By MICHAEL PERKINS
WE’VE ALL SEEN THEM: signs, designed for a set purpose, repurposed by accident or intention into very different messages. They are everywhere: the “deer crossing” warning that is riddled with shotgun holes: the speed limit posting that gets spray-painted a few mph higher than what the law allows: the red diamond where the word “racism” is added to the word “stop”. For photographers, observing the environment is more than adding our own interpretation: it’s also noticing the way messages are modified by others, and chronicling the effect of it all.
Humans are highly adaptive, and if a sign isn’t working for them, they’ll set about to make it right, or at least put it in sync with their view of the world.

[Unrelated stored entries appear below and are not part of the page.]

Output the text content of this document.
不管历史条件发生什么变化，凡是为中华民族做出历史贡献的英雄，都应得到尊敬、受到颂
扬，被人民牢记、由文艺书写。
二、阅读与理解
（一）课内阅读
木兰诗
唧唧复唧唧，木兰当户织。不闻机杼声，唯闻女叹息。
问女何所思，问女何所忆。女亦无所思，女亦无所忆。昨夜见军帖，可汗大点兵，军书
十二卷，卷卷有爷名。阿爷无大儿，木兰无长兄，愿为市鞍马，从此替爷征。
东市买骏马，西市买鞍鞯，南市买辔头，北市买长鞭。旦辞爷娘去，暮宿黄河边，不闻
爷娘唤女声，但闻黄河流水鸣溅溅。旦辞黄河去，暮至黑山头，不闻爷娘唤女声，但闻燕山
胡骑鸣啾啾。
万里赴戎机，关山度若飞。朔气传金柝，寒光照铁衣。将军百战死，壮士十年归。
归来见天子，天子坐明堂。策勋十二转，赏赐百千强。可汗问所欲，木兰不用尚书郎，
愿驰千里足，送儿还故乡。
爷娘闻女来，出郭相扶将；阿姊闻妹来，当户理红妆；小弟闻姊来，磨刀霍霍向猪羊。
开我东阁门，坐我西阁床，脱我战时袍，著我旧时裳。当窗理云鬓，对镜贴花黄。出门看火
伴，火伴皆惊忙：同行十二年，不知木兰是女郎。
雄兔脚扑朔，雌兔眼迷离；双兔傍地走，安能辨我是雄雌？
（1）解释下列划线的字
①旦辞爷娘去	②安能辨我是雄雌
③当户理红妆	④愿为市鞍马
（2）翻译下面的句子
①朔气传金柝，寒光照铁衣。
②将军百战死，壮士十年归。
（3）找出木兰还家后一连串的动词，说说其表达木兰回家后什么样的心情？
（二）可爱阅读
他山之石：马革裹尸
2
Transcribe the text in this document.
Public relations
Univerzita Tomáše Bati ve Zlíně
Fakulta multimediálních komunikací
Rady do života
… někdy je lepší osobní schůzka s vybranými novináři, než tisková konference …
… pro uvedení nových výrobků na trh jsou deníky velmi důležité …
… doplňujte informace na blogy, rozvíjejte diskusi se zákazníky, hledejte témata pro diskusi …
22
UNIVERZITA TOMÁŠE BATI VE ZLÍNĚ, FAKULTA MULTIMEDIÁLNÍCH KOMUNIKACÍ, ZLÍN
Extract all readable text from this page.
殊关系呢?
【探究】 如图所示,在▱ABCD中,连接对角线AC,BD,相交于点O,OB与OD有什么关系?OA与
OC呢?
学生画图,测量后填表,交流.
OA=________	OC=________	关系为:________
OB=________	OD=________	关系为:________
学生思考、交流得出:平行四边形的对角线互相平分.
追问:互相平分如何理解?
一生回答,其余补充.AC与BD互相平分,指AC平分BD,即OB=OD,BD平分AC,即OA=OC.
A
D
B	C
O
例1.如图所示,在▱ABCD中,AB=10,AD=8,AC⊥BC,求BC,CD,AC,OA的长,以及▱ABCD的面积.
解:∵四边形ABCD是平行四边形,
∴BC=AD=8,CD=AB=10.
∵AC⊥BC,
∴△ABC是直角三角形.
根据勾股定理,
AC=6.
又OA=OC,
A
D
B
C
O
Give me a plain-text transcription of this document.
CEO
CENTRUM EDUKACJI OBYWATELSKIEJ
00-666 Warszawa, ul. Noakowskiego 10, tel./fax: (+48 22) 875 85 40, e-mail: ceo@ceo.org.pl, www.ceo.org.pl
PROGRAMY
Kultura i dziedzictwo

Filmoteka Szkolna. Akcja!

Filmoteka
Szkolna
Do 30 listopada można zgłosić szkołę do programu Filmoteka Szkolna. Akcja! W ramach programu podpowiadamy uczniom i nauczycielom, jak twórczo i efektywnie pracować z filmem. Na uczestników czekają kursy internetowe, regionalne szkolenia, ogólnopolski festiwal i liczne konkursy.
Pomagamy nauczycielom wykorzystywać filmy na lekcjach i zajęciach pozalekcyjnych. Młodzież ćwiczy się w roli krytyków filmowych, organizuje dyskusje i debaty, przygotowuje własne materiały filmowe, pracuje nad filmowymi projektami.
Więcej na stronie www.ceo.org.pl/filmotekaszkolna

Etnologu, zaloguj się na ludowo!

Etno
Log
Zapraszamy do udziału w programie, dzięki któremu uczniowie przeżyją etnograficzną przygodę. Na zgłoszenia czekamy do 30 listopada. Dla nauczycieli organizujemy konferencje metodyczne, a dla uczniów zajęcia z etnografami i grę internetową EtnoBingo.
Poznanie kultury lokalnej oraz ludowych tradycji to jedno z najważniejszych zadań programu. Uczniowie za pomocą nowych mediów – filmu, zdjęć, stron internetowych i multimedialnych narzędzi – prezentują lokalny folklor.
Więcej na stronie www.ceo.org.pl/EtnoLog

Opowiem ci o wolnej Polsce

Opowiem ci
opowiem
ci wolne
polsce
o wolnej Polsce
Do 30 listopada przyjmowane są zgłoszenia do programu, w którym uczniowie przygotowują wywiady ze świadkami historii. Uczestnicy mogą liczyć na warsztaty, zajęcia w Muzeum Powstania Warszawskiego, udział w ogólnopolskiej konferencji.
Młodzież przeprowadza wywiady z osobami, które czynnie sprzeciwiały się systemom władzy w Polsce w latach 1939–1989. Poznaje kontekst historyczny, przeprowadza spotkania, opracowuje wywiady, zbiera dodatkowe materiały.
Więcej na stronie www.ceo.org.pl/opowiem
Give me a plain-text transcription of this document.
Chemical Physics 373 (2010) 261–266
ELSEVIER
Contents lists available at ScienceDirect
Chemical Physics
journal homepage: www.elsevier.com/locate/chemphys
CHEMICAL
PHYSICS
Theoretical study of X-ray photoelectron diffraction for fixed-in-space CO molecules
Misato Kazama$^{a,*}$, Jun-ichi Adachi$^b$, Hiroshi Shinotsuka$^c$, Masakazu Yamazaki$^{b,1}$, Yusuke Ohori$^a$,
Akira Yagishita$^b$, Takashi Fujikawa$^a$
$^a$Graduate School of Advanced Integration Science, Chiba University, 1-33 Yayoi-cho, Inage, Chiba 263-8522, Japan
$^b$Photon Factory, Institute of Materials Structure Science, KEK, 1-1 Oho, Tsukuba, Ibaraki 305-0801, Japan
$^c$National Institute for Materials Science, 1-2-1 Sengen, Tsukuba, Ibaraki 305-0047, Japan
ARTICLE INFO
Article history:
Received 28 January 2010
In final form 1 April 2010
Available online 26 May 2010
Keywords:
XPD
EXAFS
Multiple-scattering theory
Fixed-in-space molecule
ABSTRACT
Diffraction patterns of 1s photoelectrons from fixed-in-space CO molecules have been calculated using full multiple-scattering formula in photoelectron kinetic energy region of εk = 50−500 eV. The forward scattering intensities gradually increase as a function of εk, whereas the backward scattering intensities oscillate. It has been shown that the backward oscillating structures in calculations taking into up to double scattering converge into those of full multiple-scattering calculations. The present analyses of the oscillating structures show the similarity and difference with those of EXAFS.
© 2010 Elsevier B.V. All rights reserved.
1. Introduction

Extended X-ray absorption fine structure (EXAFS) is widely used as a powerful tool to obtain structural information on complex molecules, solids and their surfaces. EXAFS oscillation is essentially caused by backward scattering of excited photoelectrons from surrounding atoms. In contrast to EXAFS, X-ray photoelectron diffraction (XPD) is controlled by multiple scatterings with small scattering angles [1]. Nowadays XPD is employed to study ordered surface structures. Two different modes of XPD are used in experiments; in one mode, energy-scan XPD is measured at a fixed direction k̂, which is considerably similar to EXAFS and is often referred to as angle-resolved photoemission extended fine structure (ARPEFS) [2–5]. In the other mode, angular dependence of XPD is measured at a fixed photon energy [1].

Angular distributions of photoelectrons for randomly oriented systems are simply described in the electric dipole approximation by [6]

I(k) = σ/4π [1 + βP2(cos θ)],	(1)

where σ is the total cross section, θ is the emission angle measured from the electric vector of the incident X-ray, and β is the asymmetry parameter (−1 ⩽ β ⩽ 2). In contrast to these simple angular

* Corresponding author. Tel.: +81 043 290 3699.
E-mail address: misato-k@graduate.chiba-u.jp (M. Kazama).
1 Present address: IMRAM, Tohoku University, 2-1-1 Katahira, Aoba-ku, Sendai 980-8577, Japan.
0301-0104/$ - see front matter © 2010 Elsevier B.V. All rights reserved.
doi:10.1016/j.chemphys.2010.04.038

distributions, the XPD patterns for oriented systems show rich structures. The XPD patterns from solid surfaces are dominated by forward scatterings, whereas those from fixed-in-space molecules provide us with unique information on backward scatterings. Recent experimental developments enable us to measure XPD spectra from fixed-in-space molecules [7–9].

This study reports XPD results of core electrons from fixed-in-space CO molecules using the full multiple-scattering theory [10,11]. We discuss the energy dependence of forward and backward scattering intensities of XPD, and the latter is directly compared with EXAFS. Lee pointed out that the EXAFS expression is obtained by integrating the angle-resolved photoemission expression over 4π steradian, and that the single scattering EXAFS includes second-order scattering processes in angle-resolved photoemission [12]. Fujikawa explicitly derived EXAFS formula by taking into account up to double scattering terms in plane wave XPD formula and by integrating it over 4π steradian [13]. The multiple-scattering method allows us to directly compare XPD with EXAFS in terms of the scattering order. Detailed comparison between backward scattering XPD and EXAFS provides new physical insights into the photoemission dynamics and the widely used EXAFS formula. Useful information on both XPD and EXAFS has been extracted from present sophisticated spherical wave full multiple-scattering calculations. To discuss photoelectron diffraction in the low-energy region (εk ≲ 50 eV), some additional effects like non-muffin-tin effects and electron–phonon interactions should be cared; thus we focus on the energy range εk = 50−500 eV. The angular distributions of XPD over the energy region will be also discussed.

But not all these revisions are vandalistic in nature. Certainly signs are morphed as pure commentary, but they are also messages of urgency, protests against official injustice, cries for help. In all cases, to show them in photographs is to acknowledge the passions behind the revisions.
And then there are the signs that nature itself takes a hand in reshaping. Wear and tear can render warnings and advisories ironic, even useless. Is a stencil symbolizing a handicapped parking space subject to reinterpretation, once it’s been weathered into abstraction, as seen here? If a safety zone sign is smashed by one careless car too many, are we seeing a good argument for further civic action? Street photography is partly about people and partly about how people fit (or don’t fit) into the infrastructures of their lives. Sometimes, of course, we can try a little too hard to make sense of it all. I recall, decades ago, during the making of one of my many ill-advised student films, falling in love with a particular EXIT sign and deciding that I should shoot enough movie film to edit a shot of it into multiple mileposts of my magnum opus. Sadly, the movie in question didn’t have much to conceptually hold it together beyond the occasional popping-up of the word EXIT between sequences. Truly, if I were hooked up to a polygraph I could prove that I remember nothing else about the project. However, I can still see that sign in my dreams/nightmares. Sometimes the magic works and sometimes it doesn’t.
All of which is to merely say that no sign registered by our cameras is ever just about what it “says”. It’s always evaluated within the context of what we want to say….or want to avoid saying. That is, we can never just take signs at their word. In the right hands, they have so much to say beyond that.
By MICHAEL PERKINS
SOME OF THE MOST UNIQUE CASUALTIES OF SO-CALLED URBAN PROGRESS, key parts of a city’s visual signature, are the everyday signs associated with local businesses, from the red neon over your local bar to the hand-painted address on your favorite eatery. Naturally, photographers have a big stake in the obliteration of any feature of the changing urban landscape, and there is a growing movement to treasure signage as symbols of identity in neighborhoods that are increasingly in danger of being genericized by fast-food and mega-retail chains.
Graphic designer Molly Woodward deserves a lot of credit for the attention now being paid to urban signage, and her website on what she calls vernacular typography contains essays and samples that illustrate what is being lost in town after town. Cities like New York that experience a faster-than-average turnover in area retail see signs for locally owned businesses vanish more frequently. And while it’s normal for mom-and-pop ventures to wink in and out of existence all the time, the chance for entire blocks to be graphically drenched in a candy coating of Starbucks logos is greater in major metropolitan areas.
Woodward’s web archive is rich in photographs of these disappearing urban signatures, and there is certainly a rich vein of source material for any enterprising city photographer. Signs help anchor neighborhoods, acting as mile markers, landmarks, and a more human scale of commerce. They remind us where we are, what our streets are all about. They mark where we grew up, what we wanted to be. The boundaries of our bailiwick. They are personal transactions. Meet me under the clock near the Chinese laundry. See you at 5 near the giant neon cheeseburger.
Shooting signs is an act of reportage; it’s correspondent work. And it’s no less important than photographing the ruins of an ancient cathedral or a portal on the Great Wall, since it’s a kind of archaeology. Many thanks to the Molly Woodwards of the world as they hold back the tide against a mindless homogenization of our streets. And thanks in turn to those who pick up her vibe and click away at the Acmes and Ajaxes in their own towns, often just steps ahead of the wrecking ball.